M. U. Kemp (, J. Shamoun-Baranes, W. Bouten and E. E. van Loon, Computational Geo-Ecology, Institute for Biodiversity and Ecosystem Dynamics, Dept of Science, Univ. of Amsterdam, P.O. Box 94248, 1090 GE Amsterdam.– H. van Gasteren, Nature Bureau, Support Operations Branch, Directorate of Operations, Royal Netherlands Air Force, PO Box 8762, 4820 BB Breda, Netherlands.

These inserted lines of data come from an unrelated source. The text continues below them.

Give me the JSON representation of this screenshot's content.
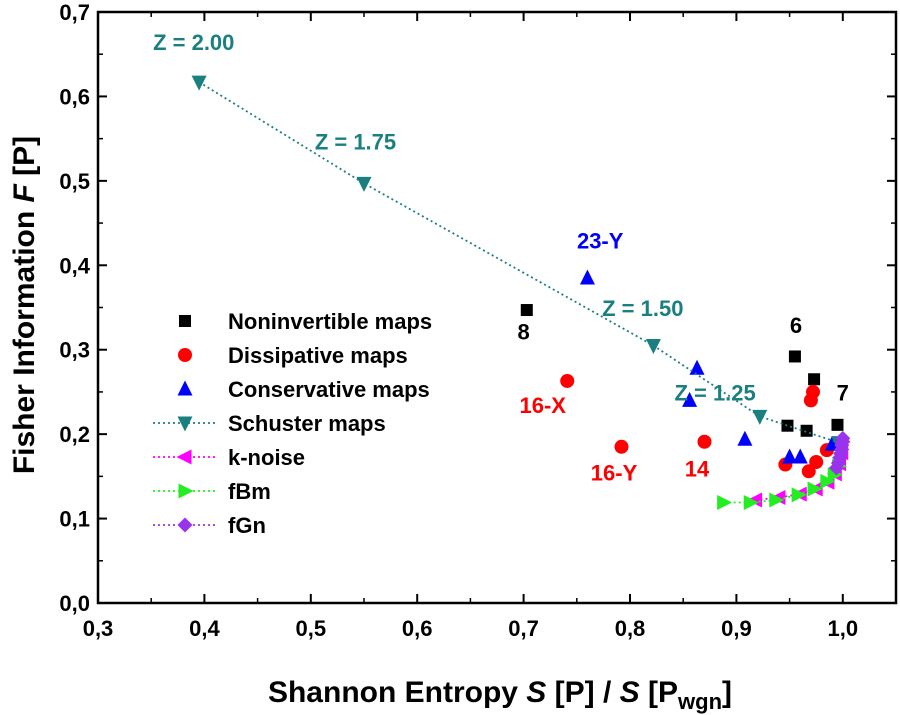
{
  "chart_data": {
    "type": "scatter",
    "xlabel": {
      "part1": "Shannon  Entropy  ",
      "s1": "S",
      "mid": " [P] / ",
      "s2": "S",
      "end": " [P",
      "sub": "wgn",
      "close": "]"
    },
    "ylabel": {
      "part1": "Fisher  Information  ",
      "f": "F",
      "end": " [P]"
    },
    "xlim": [
      0.3,
      1.05
    ],
    "ylim": [
      0.0,
      0.7
    ],
    "xticks": [
      "0,3",
      "0,4",
      "0,5",
      "0,6",
      "0,7",
      "0,8",
      "0,9",
      "1,0"
    ],
    "yticks": [
      "0,0",
      "0,1",
      "0,2",
      "0,3",
      "0,4",
      "0,5",
      "0,6",
      "0,7"
    ],
    "legend_position": "center-left",
    "series": [
      {
        "name": "Noninvertible maps",
        "marker": "square",
        "color": "#000000",
        "line": false,
        "x": [
          0.703,
          0.955,
          0.973,
          0.966,
          0.948,
          0.995
        ],
        "y": [
          0.347,
          0.292,
          0.265,
          0.204,
          0.21,
          0.211
        ]
      },
      {
        "name": "Dissipative maps",
        "marker": "circle",
        "color": "#ff0000",
        "line": false,
        "x": [
          0.741,
          0.792,
          0.87,
          0.972,
          0.97,
          0.946,
          0.975,
          0.968,
          0.985
        ],
        "y": [
          0.263,
          0.185,
          0.191,
          0.25,
          0.24,
          0.164,
          0.167,
          0.156,
          0.181
        ]
      },
      {
        "name": "Conservative maps",
        "marker": "triangle-up",
        "color": "#0000ff",
        "line": false,
        "x": [
          0.76,
          0.863,
          0.856,
          0.908,
          0.95,
          0.96,
          0.99
        ],
        "y": [
          0.385,
          0.278,
          0.24,
          0.194,
          0.173,
          0.173,
          0.188
        ]
      },
      {
        "name": "Schuster maps",
        "marker": "triangle-down",
        "color": "#1a7f7f",
        "line": true,
        "x": [
          0.395,
          0.55,
          0.822,
          0.922,
          0.996
        ],
        "y": [
          0.617,
          0.497,
          0.305,
          0.221,
          0.19
        ]
      },
      {
        "name": "k-noise",
        "marker": "triangle-left",
        "color": "#ff00ff",
        "line": true,
        "x": [
          0.918,
          0.94,
          0.96,
          0.975,
          0.986,
          0.993,
          0.997,
          0.999
        ],
        "y": [
          0.122,
          0.125,
          0.129,
          0.135,
          0.143,
          0.153,
          0.165,
          0.178
        ]
      },
      {
        "name": "fBm",
        "marker": "triangle-right",
        "color": "#22ee22",
        "line": true,
        "x": [
          0.888,
          0.913,
          0.937,
          0.958,
          0.973,
          0.985,
          0.992,
          0.996
        ],
        "y": [
          0.119,
          0.119,
          0.122,
          0.128,
          0.135,
          0.144,
          0.152,
          0.162
        ]
      },
      {
        "name": "fGn",
        "marker": "diamond",
        "color": "#9933ee",
        "line": true,
        "x": [
          0.994,
          0.996,
          0.997,
          0.998,
          0.999,
          0.999,
          1.0,
          1.0
        ],
        "y": [
          0.16,
          0.166,
          0.172,
          0.177,
          0.182,
          0.187,
          0.191,
          0.195
        ]
      }
    ],
    "annotations": [
      {
        "text": "Z = 2.00",
        "x": 0.39,
        "y": 0.655,
        "color": "#1a7f7f"
      },
      {
        "text": "Z = 1.75",
        "x": 0.542,
        "y": 0.537,
        "color": "#1a7f7f"
      },
      {
        "text": "Z = 1.50",
        "x": 0.812,
        "y": 0.34,
        "color": "#1a7f7f"
      },
      {
        "text": "Z = 1.25",
        "x": 0.88,
        "y": 0.24,
        "color": "#1a7f7f"
      },
      {
        "text": "23-Y",
        "x": 0.772,
        "y": 0.42,
        "color": "#0000ff"
      },
      {
        "text": "8",
        "x": 0.7,
        "y": 0.312,
        "color": "#000000"
      },
      {
        "text": "6",
        "x": 0.956,
        "y": 0.32,
        "color": "#000000"
      },
      {
        "text": "7",
        "x": 1.0,
        "y": 0.24,
        "color": "#000000"
      },
      {
        "text": "16-X",
        "x": 0.718,
        "y": 0.225,
        "color": "#ff0000"
      },
      {
        "text": "16-Y",
        "x": 0.785,
        "y": 0.145,
        "color": "#ff0000"
      },
      {
        "text": "14",
        "x": 0.863,
        "y": 0.15,
        "color": "#ff0000"
      }
    ]
  }
}
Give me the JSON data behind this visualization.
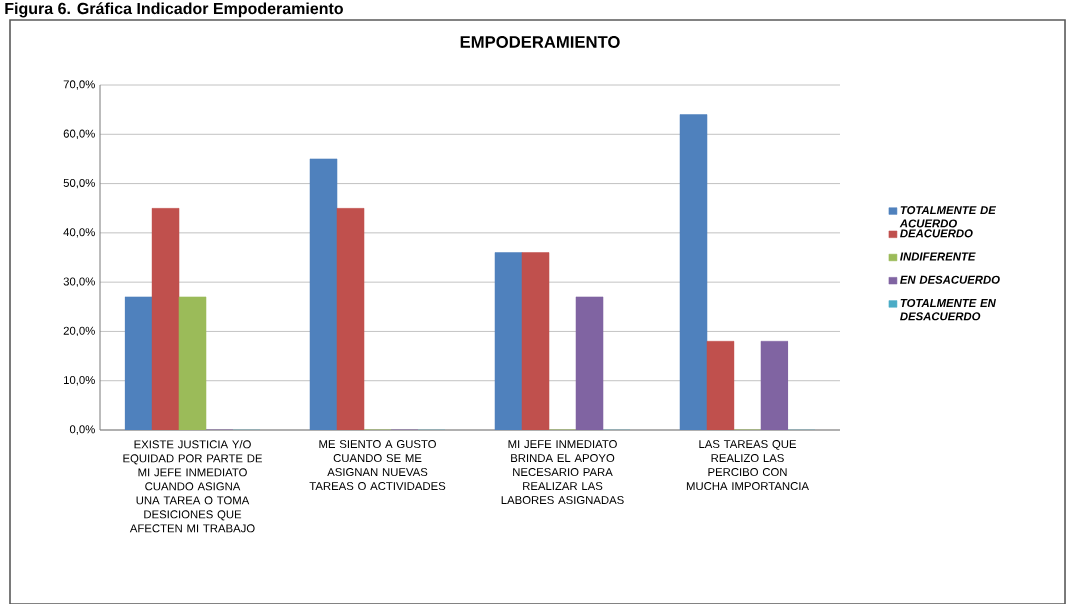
{
  "chart_data": {
    "type": "bar",
    "title": "EMPODERAMIENTO",
    "annotations": [
      "Figura 6. Gráfica Indicador Empoderamiento"
    ],
    "categories": [
      "EXISTE JUSTICIA Y/O EQUIDAD POR PARTE DE MI JEFE INMEDIATO CUANDO ASIGNA UNA TAREA O TOMA DESICIONES QUE AFECTEN MI TRABAJO",
      "ME SIENTO A GUSTO CUANDO SE ME ASIGNAN NUEVAS TAREAS O ACTIVIDADES",
      "MI JEFE INMEDIATO BRINDA EL APOYO NECESARIO PARA REALIZAR LAS LABORES ASIGNADAS",
      "LAS TAREAS QUE REALIZO LAS PERCIBO CON MUCHA IMPORTANCIA"
    ],
    "series": [
      {
        "name": "TOTALMENTE DE ACUERDO",
        "color": "#4f81bd",
        "values": [
          27,
          55,
          36,
          64
        ]
      },
      {
        "name": "DEACUERDO",
        "color": "#c0504d",
        "values": [
          45,
          45,
          36,
          18
        ]
      },
      {
        "name": "INDIFERENTE",
        "color": "#9bbb59",
        "values": [
          27,
          0,
          0,
          0
        ]
      },
      {
        "name": "EN DESACUERDO",
        "color": "#8064a2",
        "values": [
          0,
          0,
          27,
          18
        ]
      },
      {
        "name": "TOTALMENTE EN DESACUERDO",
        "color": "#4bacc6",
        "values": [
          0,
          0,
          0,
          0
        ]
      }
    ],
    "ylim": [
      0,
      70
    ],
    "yticks": [
      {
        "value": 0,
        "label": "0,0%"
      },
      {
        "value": 10,
        "label": "10,0%"
      },
      {
        "value": 20,
        "label": "20,0%"
      },
      {
        "value": 30,
        "label": "30,0%"
      },
      {
        "value": 40,
        "label": "40,0%"
      },
      {
        "value": 50,
        "label": "50,0%"
      },
      {
        "value": 60,
        "label": "60,0%"
      },
      {
        "value": 70,
        "label": "70,0%"
      }
    ],
    "grid": "y",
    "legend": "right"
  }
}
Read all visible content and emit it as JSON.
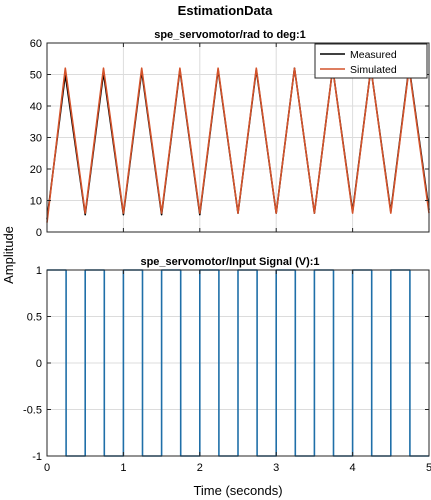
{
  "figure_title": "EstimationData",
  "chart_data": [
    {
      "type": "line",
      "title": "spe_servomotor/rad to deg:1",
      "xlabel": "Time (seconds)",
      "ylabel": "Amplitude",
      "xlim": [
        0,
        5
      ],
      "ylim": [
        0,
        60
      ],
      "xticks": [
        "0",
        "1",
        "2",
        "3",
        "4",
        "5"
      ],
      "yticks": [
        "0",
        "10",
        "20",
        "30",
        "40",
        "50",
        "60"
      ],
      "grid": true,
      "legend_position": "top-right",
      "series": [
        {
          "name": "Measured",
          "color": "#000000",
          "x": [
            0,
            0.24,
            0.5,
            0.74,
            1.0,
            1.24,
            1.5,
            1.74,
            2.0,
            2.24,
            2.5,
            2.74,
            3.0,
            3.24,
            3.5,
            3.74,
            4.0,
            4.24,
            4.5,
            4.74,
            5.0
          ],
          "y": [
            4,
            50,
            5.5,
            50.5,
            5.5,
            51,
            5.5,
            51.5,
            5.5,
            51.5,
            6,
            51.5,
            6,
            52,
            6,
            52,
            6.5,
            52,
            6.5,
            52.5,
            7
          ]
        },
        {
          "name": "Simulated",
          "color": "#d4532b",
          "x": [
            0,
            0.24,
            0.5,
            0.74,
            1.0,
            1.24,
            1.5,
            1.74,
            2.0,
            2.24,
            2.5,
            2.74,
            3.0,
            3.24,
            3.5,
            3.74,
            4.0,
            4.24,
            4.5,
            4.74,
            5.0
          ],
          "y": [
            3,
            52,
            6,
            52,
            6,
            52,
            6,
            52,
            6,
            52,
            6,
            52,
            6,
            52,
            6,
            52,
            6,
            52,
            6,
            52,
            6
          ]
        }
      ]
    },
    {
      "type": "line",
      "title": "spe_servomotor/Input Signal (V):1",
      "xlabel": "Time (seconds)",
      "ylabel": "Amplitude",
      "xlim": [
        0,
        5
      ],
      "ylim": [
        -1,
        1
      ],
      "xticks": [
        "0",
        "1",
        "2",
        "3",
        "4",
        "5"
      ],
      "yticks": [
        "-1",
        "-0.5",
        "0",
        "0.5",
        "1"
      ],
      "grid": true,
      "series": [
        {
          "name": "",
          "color": "#1f6fa8",
          "x": [
            0,
            0.25,
            0.25,
            0.5,
            0.5,
            0.75,
            0.75,
            1.0,
            1.0,
            1.25,
            1.25,
            1.5,
            1.5,
            1.75,
            1.75,
            2.0,
            2.0,
            2.25,
            2.25,
            2.5,
            2.5,
            2.75,
            2.75,
            3.0,
            3.0,
            3.25,
            3.25,
            3.5,
            3.5,
            3.75,
            3.75,
            4.0,
            4.0,
            4.25,
            4.25,
            4.5,
            4.5,
            4.75,
            4.75,
            5.0
          ],
          "y": [
            1,
            1,
            -1,
            -1,
            1,
            1,
            -1,
            -1,
            1,
            1,
            -1,
            -1,
            1,
            1,
            -1,
            -1,
            1,
            1,
            -1,
            -1,
            1,
            1,
            -1,
            -1,
            1,
            1,
            -1,
            -1,
            1,
            1,
            -1,
            -1,
            1,
            1,
            -1,
            -1,
            1,
            1,
            -1,
            -1
          ]
        }
      ]
    }
  ]
}
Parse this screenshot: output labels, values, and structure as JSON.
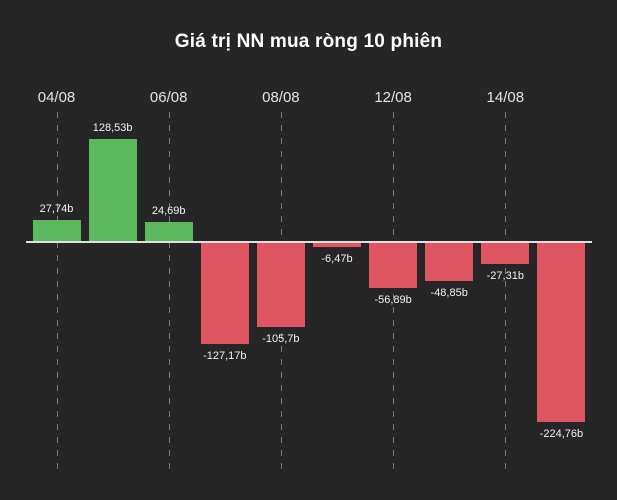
{
  "colors": {
    "background": "#262626",
    "positive_bar": "#5cb85c",
    "negative_bar": "#e05562",
    "zero_line": "#e0e0e0",
    "gridline": "#7c7c7c",
    "title_text": "#ffffff",
    "tick_text": "#e3e3e3",
    "value_text": "#f2f2f2"
  },
  "chart_data": {
    "type": "bar",
    "title": "Giá trị NN mua ròng 10 phiên",
    "unit": "b",
    "x_tick_labels": [
      "04/08",
      "06/08",
      "08/08",
      "12/08",
      "14/08"
    ],
    "x_tick_bar_indices": [
      0,
      2,
      4,
      6,
      8
    ],
    "bars": [
      {
        "value": 27.74,
        "label": "27,74b"
      },
      {
        "value": 128.53,
        "label": "128,53b"
      },
      {
        "value": 24.69,
        "label": "24,69b"
      },
      {
        "value": -127.17,
        "label": "-127,17b"
      },
      {
        "value": -105.7,
        "label": "-105,7b"
      },
      {
        "value": -6.47,
        "label": "-6,47b"
      },
      {
        "value": -56.89,
        "label": "-56,89b"
      },
      {
        "value": -48.85,
        "label": "-48,85b"
      },
      {
        "value": -27.31,
        "label": "-27,31b"
      },
      {
        "value": -224.76,
        "label": "-224,76b"
      }
    ],
    "ylim": [
      -240,
      140
    ],
    "grid": "vertical-dashed",
    "legend_position": "none",
    "xlabel": "",
    "ylabel": ""
  }
}
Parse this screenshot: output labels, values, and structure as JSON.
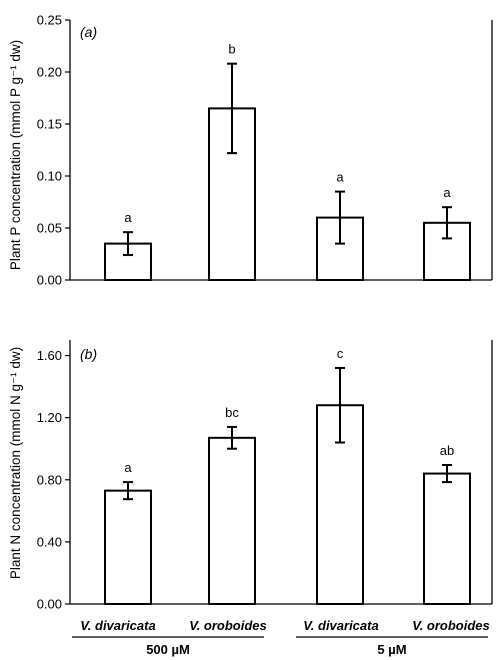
{
  "chart_data": [
    {
      "type": "bar",
      "panel_label": "(a)",
      "ylabel": "Plant P concentration (mmol P g⁻¹ dw)",
      "ylim": [
        0,
        0.25
      ],
      "yticks": [
        0,
        0.05,
        0.1,
        0.15,
        0.2,
        0.25
      ],
      "ytick_labels": [
        "0.00",
        "0.05",
        "0.10",
        "0.15",
        "0.20",
        "0.25"
      ],
      "categories": [
        "V. divaricata",
        "V. oroboides",
        "V. divaricata",
        "V. oroboides"
      ],
      "values": [
        0.035,
        0.165,
        0.06,
        0.055
      ],
      "errors": [
        0.011,
        0.043,
        0.025,
        0.015
      ],
      "significance": [
        "a",
        "b",
        "a",
        "a"
      ],
      "grid": false,
      "bar_fill": "#ffffff",
      "bar_stroke": "#000000"
    },
    {
      "type": "bar",
      "panel_label": "(b)",
      "ylabel": "Plant N concentration (mmol N g⁻¹ dw)",
      "ylim": [
        0,
        1.7
      ],
      "yticks": [
        0,
        0.4,
        0.8,
        1.2,
        1.6
      ],
      "ytick_labels": [
        "0.00",
        "0.40",
        "0.80",
        "1.20",
        "1.60"
      ],
      "categories": [
        "V. divaricata",
        "V. oroboides",
        "V. divaricata",
        "V. oroboides"
      ],
      "values": [
        0.73,
        1.07,
        1.28,
        0.84
      ],
      "errors": [
        0.055,
        0.07,
        0.24,
        0.055
      ],
      "significance": [
        "a",
        "bc",
        "c",
        "ab"
      ],
      "grid": false,
      "bar_fill": "#ffffff",
      "bar_stroke": "#000000"
    }
  ],
  "x_axis": {
    "category_labels": [
      "V. divaricata",
      "V. oroboides",
      "V. divaricata",
      "V. oroboides"
    ],
    "groups": [
      "500 µM",
      "5 µM"
    ]
  }
}
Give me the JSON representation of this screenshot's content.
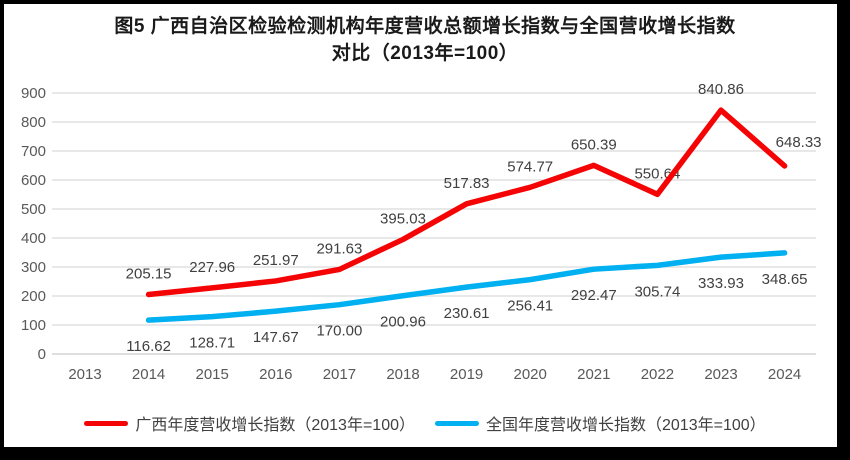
{
  "title": "图5  广西自治区检验检测机构年度营收总额增长指数与全国营收增长指数对比（2013年=100）",
  "window": {
    "background": "#ffffff",
    "border_color": "#000000"
  },
  "chart_data": {
    "type": "line",
    "title": "图5  广西自治区检验检测机构年度营收总额增长指数与全国营收增长指数对比（2013年=100）",
    "categories": [
      "2013",
      "2014",
      "2015",
      "2016",
      "2017",
      "2018",
      "2019",
      "2020",
      "2021",
      "2022",
      "2023",
      "2024"
    ],
    "series": [
      {
        "name": "广西年度营收增长指数（2013年=100）",
        "color": "#f40404",
        "start_category_index": 1,
        "values": [
          205.15,
          227.96,
          251.97,
          291.63,
          395.03,
          517.83,
          574.77,
          650.39,
          550.64,
          840.86,
          648.33
        ],
        "labels": [
          "205.15",
          "227.96",
          "251.97",
          "291.63",
          "395.03",
          "517.83",
          "574.77",
          "650.39",
          "550.64",
          "840.86",
          "648.33"
        ]
      },
      {
        "name": "全国年度营收增长指数（2013年=100）",
        "color": "#00b0f0",
        "start_category_index": 1,
        "values": [
          116.62,
          128.71,
          147.67,
          170.0,
          200.96,
          230.61,
          256.41,
          292.47,
          305.74,
          333.93,
          348.65
        ],
        "labels": [
          "116.62",
          "128.71",
          "147.67",
          "170.00",
          "200.96",
          "230.61",
          "256.41",
          "292.47",
          "305.74",
          "333.93",
          "348.65"
        ]
      }
    ],
    "ylim": [
      0,
      900
    ],
    "y_ticks": [
      0,
      100,
      200,
      300,
      400,
      500,
      600,
      700,
      800,
      900
    ],
    "grid": true,
    "gridline_color": "#d9d9d9",
    "axis_text_color": "#595959",
    "data_label_color": "#404040",
    "legend_position": "bottom"
  }
}
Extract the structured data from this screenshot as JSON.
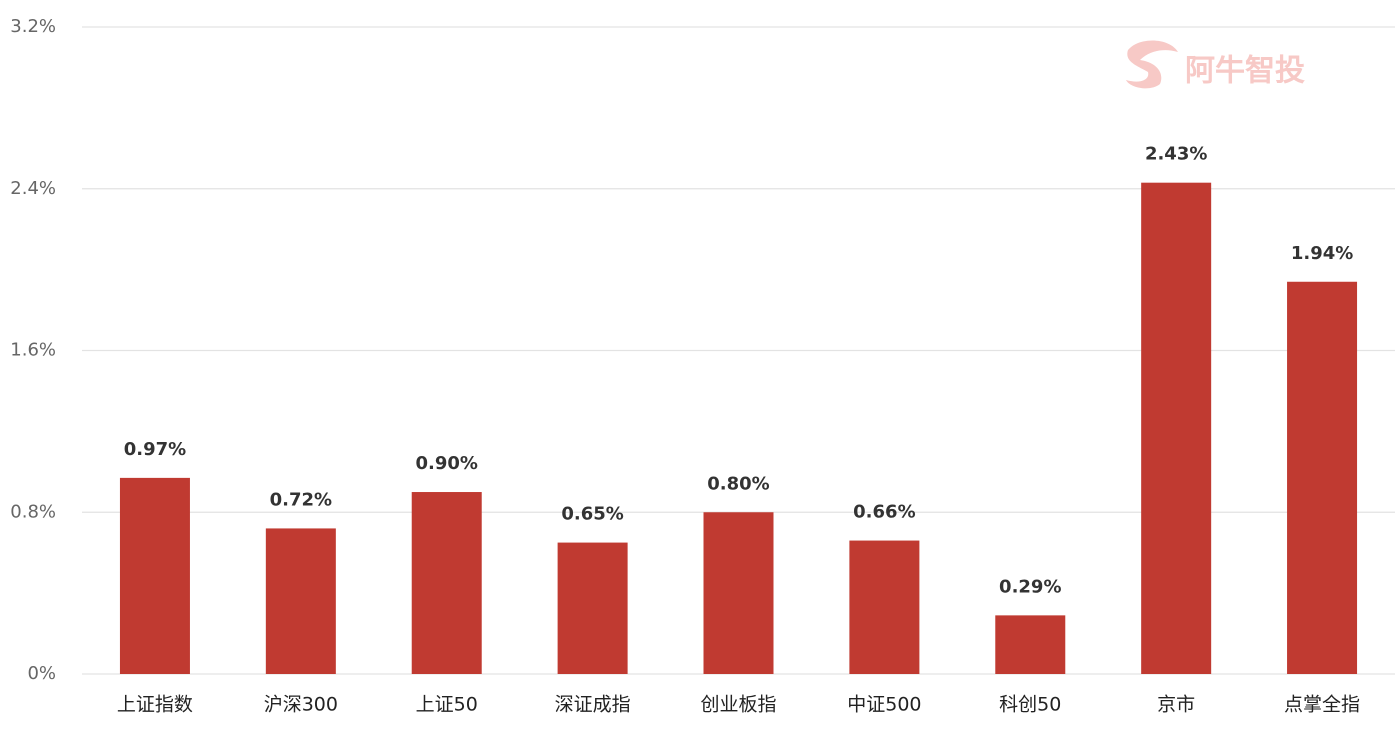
{
  "chart_data": {
    "type": "bar",
    "watermark": "阿牛智投",
    "categories": [
      "上证指数",
      "沪深300",
      "上证50",
      "深证成指",
      "创业板指",
      "中证500",
      "科创50",
      "京市",
      "点掌全指"
    ],
    "values": [
      0.97,
      0.72,
      0.9,
      0.65,
      0.8,
      0.66,
      0.29,
      2.43,
      1.94
    ],
    "value_labels": [
      "0.97%",
      "0.72%",
      "0.90%",
      "0.65%",
      "0.80%",
      "0.66%",
      "0.29%",
      "2.43%",
      "1.94%"
    ],
    "color": "#c03a31",
    "ylim": [
      0,
      3.2
    ],
    "yticks": [
      {
        "value": 0,
        "label": "0%"
      },
      {
        "value": 0.8,
        "label": "0.8%"
      },
      {
        "value": 1.6,
        "label": "1.6%"
      },
      {
        "value": 2.4,
        "label": "2.4%"
      },
      {
        "value": 3.2,
        "label": "3.2%"
      }
    ],
    "grid": true
  }
}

A bird's ground speed is influenced by the wind conditions it encounters. Wind conditions, although variable, are not entirely random. Instead, wind exhibits persistent spatial and temporal dynamics described by the general circulation of the atmosphere. As such, in certain geographical areas wind's assistance (or hindrance) on migratory flight is also persistent, being dependent upon the bird's migratory direction in relation to prevailing wind conditions. We propose that, considering the western migration route of nocturnal migrants through Europe, winds should be more supportive in spring than in autumn. Thus, we expect higher ground speeds, contributing to higher overall migration speeds, in spring. To test whether winds were more supportive in spring than autumn, we quantified monthly wind conditions within western Europe relative to the seasonal direction of migration using 30 years (1978–2008) of wind data from the NCEP/NCAR Reanalysis dataset. We found that supporting winds were significantly more frequent for spring migration compared to autumn and up to twice as frequent at higher altitudes. We then analyzed three years (2006–2008) of nocturnal migratory ground speeds measured with radar in the Netherlands which confirmed higher ground speeds in spring than autumn. This seasonal difference in ground speed suggests a 16.9% increase in migration speed from autumn to spring. These results stress the importance of considering the specific wind conditions experienced by birds when interpreting migration speed. We provide a simple methodological approach enabling researchers to quantify regional wind conditions for any geographic area and time period of interest.